Circa l’80 per cento dei rimedi vegetali usati nella medicina popolare tra il XIX e il XX secolo ha al suo interno componenti in grado di contrastare i meccanismi alla base del mal di testa. È quanto emerge da uno studio dell’Istituto per i sistemi agricoli e forestali del Mediterraneo e dell’Istituto di scienze neurologiche del Cnr che hanno analizzato le proprietà terapeutiche delle principali sostanze estratte dalle piante e usate per contrastare la cefalea. Sulla base delle attuali conoscenze farmacologiche è risultato che 40% delle piante tradizionalmente usate come rimedi al mal di testa era in uso già da circa 2000 anni.
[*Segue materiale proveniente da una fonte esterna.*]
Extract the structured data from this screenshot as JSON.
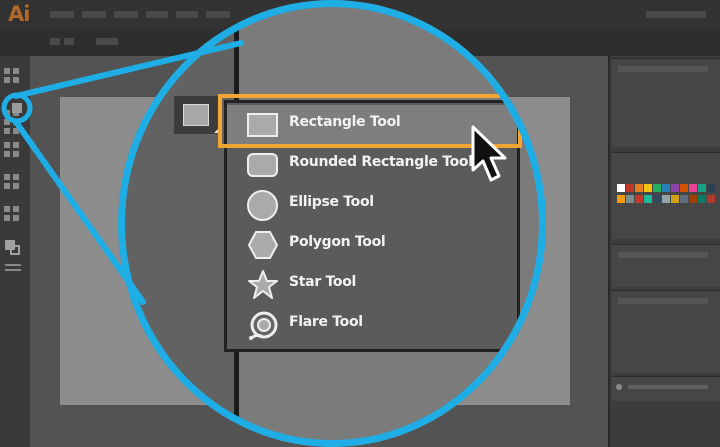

Ne parliamo con il dottor Vincenzo Tullo, specialista neurologo e responsabile dell’ambulatorio sulle cefalee di Humanitas
La ricerca pubblicata sul Journal of Ethnopharmacology
La ricerca è stata pubblicata sul Journal of Ethnopharmacology e, come ha spiegato l’Istituto per i sistemi agricoli e forestali del Mediterraneo (Isafom-Cnr), evidenzia come la maggioranza delle piante utilizzate nel passato ha in sé metaboliti secondari (composti organici che non hanno una funzione diretta sulla crescita e lo sviluppo delle piante) con azione anti-infiammatoria e analgesica e comunque in grado di contrastare i meccanismi ritenuti alla base delle principali forme di cefalee. “Componenti organici quali flavonoidi, terpenoidi, fenilpropanoidi sembrano poter bloccare, in vivo, i mediatori chimici coinvolti nell’insorgenza delle cefalee – ha spiegato Giuseppe Tagarelli, dell’Istituto per i sistemi agricoli e forestali del Mediterraneo -. Ad esempio, i diterpeni estratti dal girasole, dal sambuco e dall’artemisia agiscono sulle cavie come i FANS, i farmaci antinfiammatori non steroidei che solitamente si assumono contro le cefalee, oltre che per ridurre lo stato infiammatorio in patologie articolari, reumatologiche e muscolo-scheletriche. Questi metaboliti secondari sono infatti in grado di bloccare la produzione degli enzimi che favoriscono la biosintesi delle prostaglandine, mediatori dell’infiammazione”.
Un patrimonio di conoscenze empiriche fra passato e presente
Lo studio ha rivelato anche che circa il 42% delle piante utilizzate dalla medicina popolare italiana per la cura della cefalea era già in uso nel periodo tra il V secolo a.C. e il II d.C. A testimoniarlo sarebbero infatti testi di Ippocrate, Plinio il Vecchio, Dioscoride, Galeno e Sereno Sammonico.
Il ricercatore Youyou Tu, premio Nobel per la Medicina nel 2015, ha ‘riscoperto’ l’artemisina, estratta dall’Artemisia annua, pianta storicamente usata dalla medicina tradizionale cinese per la cura della malaria e oggi considerata la molecola più efficace per guarire da tale parassitosi.
Nella cura delle cefalee, passato e presente sembrano dunque intrecciarsi con interessanti prospettive sulle quali nuove ricerche potranno portare alla luce nuovi capitoli.
Un aiuto dal magnesio
“Nei soggetti affetti da cefalea (come l’emicrania e la cefalea tensiva) la supplementazione di alcune sostanze naturali classificate come “integratori” è utile per ridurre la frequenza e l’intensità delle crisi cefalalgiche – ha commentato il dottor Tullo -. La supplementazione di magnesio è utile in particolare nell’emicrania mestruale e nell’infanzia. L’assunzione di questo minerale può estrinsecarsi nutrendosi con alimenti come cacao, frutta secca oleosa, pesce, legumi, verdure a foglia verde, cereali integrali. Altre sostanze utili per le cefalee sono: i propoli, la curcuma, lo zenzero, il ginseng, il ginkgo biloba, il partenio, la cannella e il kudzu. È sempre opportuno comunque che prima ci sia una visita medica specialistica per inquadrare il tipo di cefalea di cui si soffre e poi iniziare l’integrazione con queste sostanze”.